New Russian passports to drop ethnic designation

Newsday

MOSCOW - Russia is about to issue new internal passports that no longer will include the notorious "fifth line" - the declaration of nationality that reinforced Soviet-era discrimination against Jews, Tatars and other minorities.

For the first time in Russian history - even the czars, after all, required their subjects to list religion on their identity papers - everyone will be identified simply and plainly as a citizen of Russia.

"It's a victory for common sense," said human-rights activist Sergei Kovalyov.

Although its leaders spoke of creating new sovietized citizens, the Soviet Union always officially labeled its citizens by nationality, an often painful reminder that, regardless of communist propaganda, theirs was not a classless society.

Ethnic Russians, who made up only half of the Soviet Union's population, profited in study, work and politics from a not-so-subtle pro-Russian chauvinism. Everyone else - Jews, Tatars, Uzbeks and the other 99 nationalities of the sprawling empire - suffered varying degrees of prejudice.

Children of so-called mixed marriages could choose which parent's nationality to declare when they turned 16. That is when they had to get the passport that they would have to produce everywhere throughout their lives - from the doctor's office to the university to the factory.
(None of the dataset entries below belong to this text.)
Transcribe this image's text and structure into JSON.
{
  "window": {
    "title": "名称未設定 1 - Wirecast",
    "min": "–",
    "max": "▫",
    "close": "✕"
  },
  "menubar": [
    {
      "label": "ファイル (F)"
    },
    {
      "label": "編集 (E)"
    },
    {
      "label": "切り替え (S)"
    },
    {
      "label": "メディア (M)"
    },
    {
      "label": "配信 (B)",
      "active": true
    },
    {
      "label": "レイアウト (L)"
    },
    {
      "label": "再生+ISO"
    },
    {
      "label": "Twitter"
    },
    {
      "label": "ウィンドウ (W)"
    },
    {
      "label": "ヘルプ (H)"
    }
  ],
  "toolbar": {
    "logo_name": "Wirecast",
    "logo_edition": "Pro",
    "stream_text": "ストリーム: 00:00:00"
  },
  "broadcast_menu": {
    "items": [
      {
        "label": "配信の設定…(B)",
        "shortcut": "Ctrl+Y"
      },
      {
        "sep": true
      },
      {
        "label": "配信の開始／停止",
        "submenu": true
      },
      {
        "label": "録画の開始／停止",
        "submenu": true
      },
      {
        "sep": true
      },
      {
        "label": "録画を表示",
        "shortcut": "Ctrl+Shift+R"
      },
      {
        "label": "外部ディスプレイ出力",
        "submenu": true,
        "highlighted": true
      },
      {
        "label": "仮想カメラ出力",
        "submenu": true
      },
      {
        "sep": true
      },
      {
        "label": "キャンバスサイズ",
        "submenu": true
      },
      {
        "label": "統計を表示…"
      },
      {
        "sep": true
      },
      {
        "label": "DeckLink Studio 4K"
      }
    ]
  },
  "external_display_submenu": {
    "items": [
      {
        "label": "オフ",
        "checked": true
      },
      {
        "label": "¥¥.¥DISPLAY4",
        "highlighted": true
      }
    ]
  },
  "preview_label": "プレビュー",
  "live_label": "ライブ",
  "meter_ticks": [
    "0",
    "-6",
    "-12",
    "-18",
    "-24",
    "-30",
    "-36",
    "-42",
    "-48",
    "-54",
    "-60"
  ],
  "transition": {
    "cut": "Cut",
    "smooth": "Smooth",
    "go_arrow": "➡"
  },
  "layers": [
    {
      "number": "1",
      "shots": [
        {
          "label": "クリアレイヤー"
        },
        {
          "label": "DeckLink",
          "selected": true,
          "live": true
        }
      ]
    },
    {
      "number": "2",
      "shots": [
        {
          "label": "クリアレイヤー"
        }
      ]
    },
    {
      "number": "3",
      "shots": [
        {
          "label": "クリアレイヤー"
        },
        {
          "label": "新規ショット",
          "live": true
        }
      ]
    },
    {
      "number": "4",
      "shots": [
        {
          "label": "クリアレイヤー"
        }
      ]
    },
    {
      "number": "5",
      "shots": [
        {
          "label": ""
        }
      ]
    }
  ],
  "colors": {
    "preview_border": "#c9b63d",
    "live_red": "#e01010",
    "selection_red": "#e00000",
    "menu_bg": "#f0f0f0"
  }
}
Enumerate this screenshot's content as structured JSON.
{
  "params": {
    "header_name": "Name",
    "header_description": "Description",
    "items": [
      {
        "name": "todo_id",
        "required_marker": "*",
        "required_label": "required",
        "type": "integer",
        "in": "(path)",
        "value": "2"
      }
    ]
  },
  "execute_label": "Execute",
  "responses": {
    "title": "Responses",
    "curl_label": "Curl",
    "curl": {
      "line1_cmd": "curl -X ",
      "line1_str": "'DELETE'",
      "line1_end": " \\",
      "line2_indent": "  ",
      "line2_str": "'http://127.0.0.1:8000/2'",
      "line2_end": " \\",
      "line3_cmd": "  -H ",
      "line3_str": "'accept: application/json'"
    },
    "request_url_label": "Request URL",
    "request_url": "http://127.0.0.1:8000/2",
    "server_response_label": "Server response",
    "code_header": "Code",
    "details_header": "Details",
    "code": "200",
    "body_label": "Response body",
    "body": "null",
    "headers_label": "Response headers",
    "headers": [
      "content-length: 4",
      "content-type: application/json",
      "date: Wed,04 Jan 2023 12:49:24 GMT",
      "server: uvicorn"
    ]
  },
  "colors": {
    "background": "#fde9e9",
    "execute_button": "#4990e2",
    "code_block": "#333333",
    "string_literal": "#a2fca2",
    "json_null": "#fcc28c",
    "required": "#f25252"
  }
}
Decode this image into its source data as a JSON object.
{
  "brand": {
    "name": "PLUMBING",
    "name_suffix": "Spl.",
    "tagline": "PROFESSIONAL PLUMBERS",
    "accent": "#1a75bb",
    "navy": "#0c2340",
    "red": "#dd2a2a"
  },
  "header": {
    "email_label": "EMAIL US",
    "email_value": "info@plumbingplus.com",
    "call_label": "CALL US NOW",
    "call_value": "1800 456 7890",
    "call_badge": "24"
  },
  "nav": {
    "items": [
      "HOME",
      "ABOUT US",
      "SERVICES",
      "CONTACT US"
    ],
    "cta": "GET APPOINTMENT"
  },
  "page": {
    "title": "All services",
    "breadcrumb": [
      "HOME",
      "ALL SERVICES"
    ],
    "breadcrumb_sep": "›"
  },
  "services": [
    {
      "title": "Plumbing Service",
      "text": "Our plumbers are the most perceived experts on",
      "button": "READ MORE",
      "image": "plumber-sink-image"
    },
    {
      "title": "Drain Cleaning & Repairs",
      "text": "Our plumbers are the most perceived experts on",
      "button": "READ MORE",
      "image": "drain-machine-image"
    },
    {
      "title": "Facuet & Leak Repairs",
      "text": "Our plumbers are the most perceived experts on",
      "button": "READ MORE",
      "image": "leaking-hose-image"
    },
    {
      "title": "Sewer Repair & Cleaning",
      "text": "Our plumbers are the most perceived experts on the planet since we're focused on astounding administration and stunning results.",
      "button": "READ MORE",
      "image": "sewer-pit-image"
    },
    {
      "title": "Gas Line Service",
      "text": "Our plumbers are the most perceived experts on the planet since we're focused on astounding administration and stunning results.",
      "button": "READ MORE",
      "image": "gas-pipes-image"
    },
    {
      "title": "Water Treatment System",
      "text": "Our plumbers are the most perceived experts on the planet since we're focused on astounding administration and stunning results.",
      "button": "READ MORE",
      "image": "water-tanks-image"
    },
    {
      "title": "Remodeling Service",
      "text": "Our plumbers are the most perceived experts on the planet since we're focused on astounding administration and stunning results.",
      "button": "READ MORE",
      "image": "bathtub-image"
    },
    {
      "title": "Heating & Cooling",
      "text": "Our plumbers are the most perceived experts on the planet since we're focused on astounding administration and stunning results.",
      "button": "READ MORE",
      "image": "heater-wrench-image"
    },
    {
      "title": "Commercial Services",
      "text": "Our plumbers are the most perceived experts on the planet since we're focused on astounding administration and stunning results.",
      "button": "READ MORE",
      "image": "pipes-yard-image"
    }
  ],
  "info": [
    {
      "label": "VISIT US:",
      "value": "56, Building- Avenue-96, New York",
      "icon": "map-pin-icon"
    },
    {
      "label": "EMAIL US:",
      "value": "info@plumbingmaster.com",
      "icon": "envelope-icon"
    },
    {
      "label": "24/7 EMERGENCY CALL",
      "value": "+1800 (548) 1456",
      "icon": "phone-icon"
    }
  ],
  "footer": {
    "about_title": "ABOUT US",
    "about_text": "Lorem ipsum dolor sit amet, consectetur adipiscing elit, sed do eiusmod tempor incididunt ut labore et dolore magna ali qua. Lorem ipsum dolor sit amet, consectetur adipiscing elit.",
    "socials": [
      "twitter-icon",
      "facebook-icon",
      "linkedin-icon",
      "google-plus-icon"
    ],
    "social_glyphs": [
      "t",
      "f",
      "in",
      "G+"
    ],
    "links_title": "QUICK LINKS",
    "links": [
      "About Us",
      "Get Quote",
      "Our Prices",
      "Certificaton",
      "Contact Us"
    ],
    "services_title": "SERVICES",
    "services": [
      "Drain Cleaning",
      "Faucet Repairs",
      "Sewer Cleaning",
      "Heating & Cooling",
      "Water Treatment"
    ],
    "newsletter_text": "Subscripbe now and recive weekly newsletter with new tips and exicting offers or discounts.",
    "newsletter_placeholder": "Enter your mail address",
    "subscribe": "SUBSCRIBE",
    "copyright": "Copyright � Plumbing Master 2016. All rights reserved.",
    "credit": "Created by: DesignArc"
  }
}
Taking Russian nationality was considered the smart option.

Vlada Kuznetsova, a 24-year-old photographer's assistant in Moscow, remembered the debate she had with herself. Her father was Russian and her mother Tatar. "I knew that putting down 'Tatar' could give me complications in my career and in life," she said. "And people used to make jokes about Tatar people, that they were primitive and ignorant. I didn't want to be like that, even though I knew that putting a different nationality on my passport wouldn't make me better."

For children who had one Jewish parent, the choice was especially critical because entrance into many universities, institutes and government jobs was closed to Jews, and travel abroad was forbidden.

Nationality was known as the "fifth line" because it came fifth on the passport, after last name, first name, date of birth and place of birth.

Beginning in October, the new Russian internal passports will drop not only that identifier but also the Soviet hammer-and-sickle emblem, which will be replaced by the new Russian national symbol of the double-headed eagle.

Col. Vladimir Danilov, head of the interior ministry's passport office, said the decision to drop nationality was made last month by a presidential commission set up to study questions of citizenship.

"The idea was to bring the practice in line with the Russian constitution, which says a person can choose for himself whether to mention his nationality," he said. "And our passports will now meet the international standard."

Obviously, it will take more than removing the fifth line from passports to eliminate discrimination based on nationality.

"This is a step toward gradually changing the social atmosphere in the country," said Kovalyov, the Moscow human-rights activist. "But for now there will be no practical change in everyday life. Dropping of the fifth line won't stop the bigots. If before they judged others by the passport, now they will judge by the shape of the nose or the color of the skin."